Sharansky Steps, Ralph Bunche Park From Tudor City, NYC.

They shall beat their swords into ploughshares… Isaiah 2:4

This New York City park sits just below my first apartment. I visited it almost daily during the years I lived in Tudor City.

The adolescent, protesting child of the Vietnam War era wondered whether those words would come to pass in my lifetime. Here in Northern Ireland, I believe they have.

Given the full blush of naïve optimism, I assumed that should I live to see such a thing, it would be momentous. It is not.

Moving from war to peace has nothing to do with signatures on treaties or momentous occasions.

It has everything to do with a sustained desire of the majority to maintain the peace, coupled with their sustained and vigilant attention to creating a new reality.

What swords into what ploughshares?

The Irish Language

Hijacked as a weapon during The Troubles there’s an oft repeated quote by then Sinn Fein Cultural Officer and Belfast teacher Padraig O Maolchraoibhe in 1982: “I don’t think we can exist as a separate people without our language. Now every phrase you learn is a bullet in the freedom struggle.”

He added that the restoration of the Irish language was part of the process of the “decolonisation of Ireland”.*

My relationship with the Irish language has evolved over the half dozen years I have been here. In early days I heard it used only in the public space by politicians intent on dividing an audience into “them” and “us”. I viewed it as a weapon, as when it was wielded, I found it hurt not to be able to understand.

I’ve made peace with it now. The journey is described in a blog post called “The Irish Language“.  It includes the stories of the three people I have to thank, both for enlightening me and for their wider impact on the culture.

It is in the work of one of them that I see not only the ploughshares, but this:

Tell them to beat their swords into ploughshares!

And then tell them to beat their ploughshares into musical instruments!

Then, if they want to make war, they’ll have to stop and make ploughshares, first.*

Linda Ervine is a Belfast woman making such music with the Irish Language. Simultaneously , it’s being embraced by the Diaspora. I can’t imagine a better way to “de-politicize” the language.

A young colleague, passionate about Irish and it’s cross-community cultural significance has been sharing his vast knowledge of it’s history. Between his and Linda Ervine’s evangelizing I have learned:

  • the Ulster Scotts forefathers of America lived there in Irish speaking households and communities
  • there are currently 11,000 Protestant Irish speakers in NI
  • every 3rd week of the month  there is an inter-denominational Irish language service at a Protestant church in Belfast
  • more newspapers magazines and books have been recently published in Irish then in the last 150 years
  • in Australia the number of Irish speaking households more than doubled between 2001 & 2011 – 828 to over 1825
  • in Bucks County, Pennsylvania a volunteer runs a FB page and an outreach to Irish Language Learners.
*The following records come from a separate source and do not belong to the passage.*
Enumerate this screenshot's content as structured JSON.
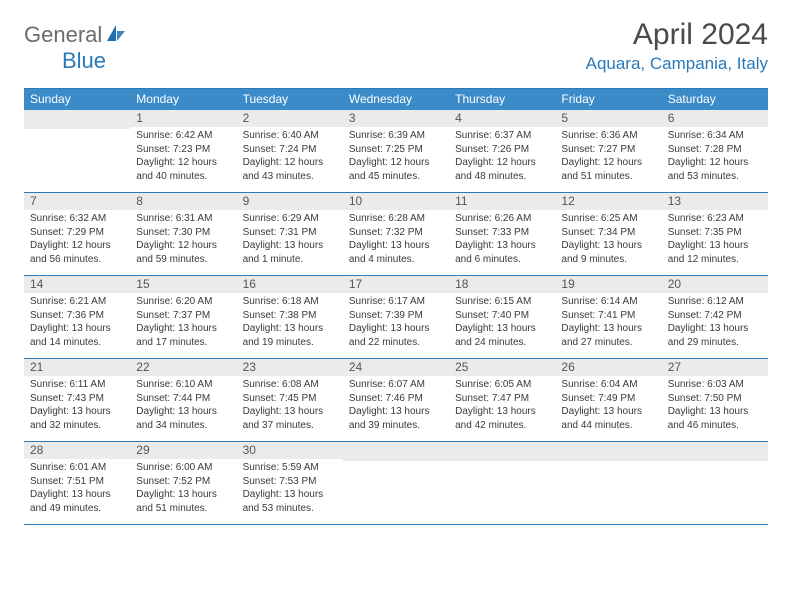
{
  "logo": {
    "general": "General",
    "blue": "Blue"
  },
  "title": "April 2024",
  "location": "Aquara, Campania, Italy",
  "colors": {
    "header_bg": "#3b8bc9",
    "border": "#2a7ab9",
    "daybar_bg": "#ebebeb",
    "text": "#3a3a3a",
    "logo_gray": "#6b6b6b",
    "logo_blue": "#2a7ab9"
  },
  "dayNames": [
    "Sunday",
    "Monday",
    "Tuesday",
    "Wednesday",
    "Thursday",
    "Friday",
    "Saturday"
  ],
  "weeks": [
    [
      {
        "n": "",
        "lines": []
      },
      {
        "n": "1",
        "lines": [
          "Sunrise: 6:42 AM",
          "Sunset: 7:23 PM",
          "Daylight: 12 hours",
          "and 40 minutes."
        ]
      },
      {
        "n": "2",
        "lines": [
          "Sunrise: 6:40 AM",
          "Sunset: 7:24 PM",
          "Daylight: 12 hours",
          "and 43 minutes."
        ]
      },
      {
        "n": "3",
        "lines": [
          "Sunrise: 6:39 AM",
          "Sunset: 7:25 PM",
          "Daylight: 12 hours",
          "and 45 minutes."
        ]
      },
      {
        "n": "4",
        "lines": [
          "Sunrise: 6:37 AM",
          "Sunset: 7:26 PM",
          "Daylight: 12 hours",
          "and 48 minutes."
        ]
      },
      {
        "n": "5",
        "lines": [
          "Sunrise: 6:36 AM",
          "Sunset: 7:27 PM",
          "Daylight: 12 hours",
          "and 51 minutes."
        ]
      },
      {
        "n": "6",
        "lines": [
          "Sunrise: 6:34 AM",
          "Sunset: 7:28 PM",
          "Daylight: 12 hours",
          "and 53 minutes."
        ]
      }
    ],
    [
      {
        "n": "7",
        "lines": [
          "Sunrise: 6:32 AM",
          "Sunset: 7:29 PM",
          "Daylight: 12 hours",
          "and 56 minutes."
        ]
      },
      {
        "n": "8",
        "lines": [
          "Sunrise: 6:31 AM",
          "Sunset: 7:30 PM",
          "Daylight: 12 hours",
          "and 59 minutes."
        ]
      },
      {
        "n": "9",
        "lines": [
          "Sunrise: 6:29 AM",
          "Sunset: 7:31 PM",
          "Daylight: 13 hours",
          "and 1 minute."
        ]
      },
      {
        "n": "10",
        "lines": [
          "Sunrise: 6:28 AM",
          "Sunset: 7:32 PM",
          "Daylight: 13 hours",
          "and 4 minutes."
        ]
      },
      {
        "n": "11",
        "lines": [
          "Sunrise: 6:26 AM",
          "Sunset: 7:33 PM",
          "Daylight: 13 hours",
          "and 6 minutes."
        ]
      },
      {
        "n": "12",
        "lines": [
          "Sunrise: 6:25 AM",
          "Sunset: 7:34 PM",
          "Daylight: 13 hours",
          "and 9 minutes."
        ]
      },
      {
        "n": "13",
        "lines": [
          "Sunrise: 6:23 AM",
          "Sunset: 7:35 PM",
          "Daylight: 13 hours",
          "and 12 minutes."
        ]
      }
    ],
    [
      {
        "n": "14",
        "lines": [
          "Sunrise: 6:21 AM",
          "Sunset: 7:36 PM",
          "Daylight: 13 hours",
          "and 14 minutes."
        ]
      },
      {
        "n": "15",
        "lines": [
          "Sunrise: 6:20 AM",
          "Sunset: 7:37 PM",
          "Daylight: 13 hours",
          "and 17 minutes."
        ]
      },
      {
        "n": "16",
        "lines": [
          "Sunrise: 6:18 AM",
          "Sunset: 7:38 PM",
          "Daylight: 13 hours",
          "and 19 minutes."
        ]
      },
      {
        "n": "17",
        "lines": [
          "Sunrise: 6:17 AM",
          "Sunset: 7:39 PM",
          "Daylight: 13 hours",
          "and 22 minutes."
        ]
      },
      {
        "n": "18",
        "lines": [
          "Sunrise: 6:15 AM",
          "Sunset: 7:40 PM",
          "Daylight: 13 hours",
          "and 24 minutes."
        ]
      },
      {
        "n": "19",
        "lines": [
          "Sunrise: 6:14 AM",
          "Sunset: 7:41 PM",
          "Daylight: 13 hours",
          "and 27 minutes."
        ]
      },
      {
        "n": "20",
        "lines": [
          "Sunrise: 6:12 AM",
          "Sunset: 7:42 PM",
          "Daylight: 13 hours",
          "and 29 minutes."
        ]
      }
    ],
    [
      {
        "n": "21",
        "lines": [
          "Sunrise: 6:11 AM",
          "Sunset: 7:43 PM",
          "Daylight: 13 hours",
          "and 32 minutes."
        ]
      },
      {
        "n": "22",
        "lines": [
          "Sunrise: 6:10 AM",
          "Sunset: 7:44 PM",
          "Daylight: 13 hours",
          "and 34 minutes."
        ]
      },
      {
        "n": "23",
        "lines": [
          "Sunrise: 6:08 AM",
          "Sunset: 7:45 PM",
          "Daylight: 13 hours",
          "and 37 minutes."
        ]
      },
      {
        "n": "24",
        "lines": [
          "Sunrise: 6:07 AM",
          "Sunset: 7:46 PM",
          "Daylight: 13 hours",
          "and 39 minutes."
        ]
      },
      {
        "n": "25",
        "lines": [
          "Sunrise: 6:05 AM",
          "Sunset: 7:47 PM",
          "Daylight: 13 hours",
          "and 42 minutes."
        ]
      },
      {
        "n": "26",
        "lines": [
          "Sunrise: 6:04 AM",
          "Sunset: 7:49 PM",
          "Daylight: 13 hours",
          "and 44 minutes."
        ]
      },
      {
        "n": "27",
        "lines": [
          "Sunrise: 6:03 AM",
          "Sunset: 7:50 PM",
          "Daylight: 13 hours",
          "and 46 minutes."
        ]
      }
    ],
    [
      {
        "n": "28",
        "lines": [
          "Sunrise: 6:01 AM",
          "Sunset: 7:51 PM",
          "Daylight: 13 hours",
          "and 49 minutes."
        ]
      },
      {
        "n": "29",
        "lines": [
          "Sunrise: 6:00 AM",
          "Sunset: 7:52 PM",
          "Daylight: 13 hours",
          "and 51 minutes."
        ]
      },
      {
        "n": "30",
        "lines": [
          "Sunrise: 5:59 AM",
          "Sunset: 7:53 PM",
          "Daylight: 13 hours",
          "and 53 minutes."
        ]
      },
      {
        "n": "",
        "lines": []
      },
      {
        "n": "",
        "lines": []
      },
      {
        "n": "",
        "lines": []
      },
      {
        "n": "",
        "lines": []
      }
    ]
  ]
}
It has over 14,000 likes!**

Interest in the Irish Language emerging in the Diaspora, the growing number of Irish speakers in the Protestant community in Northern Ireland and a hunger to understand the cultural significance of the language among many – all mark a move toward reclaiming the language for all the people of Ireland.

Use of the language is no longer about “decolonizing” but rather reflective of a common cultural heritage. It embraces how we are related to the ancient land and not attached to recent politics.

We who have sprung from this island – from Ulster, Leinster, Munster or Connaught – have more in common than that which divides us.

The Irish Language may now be the vehicle that unites the people of the island of Ireland, irrespective of their taxing authorities.

An article by Camille O’Reilly, which is a studied review of the Nationalists and the Irish Language in Northern Ireland may be of interest for more on this.

My exploration and understanding why reconnecting with the Irish language is so significant can be found at: The Irish Language

* a remembered quote from a sermon over 20 years ago – I was delighted to find it on the dedication page of Roger H. Siminoff’s book,  The Luthier’s Handbook . I’m afraid I still don’t know the original source.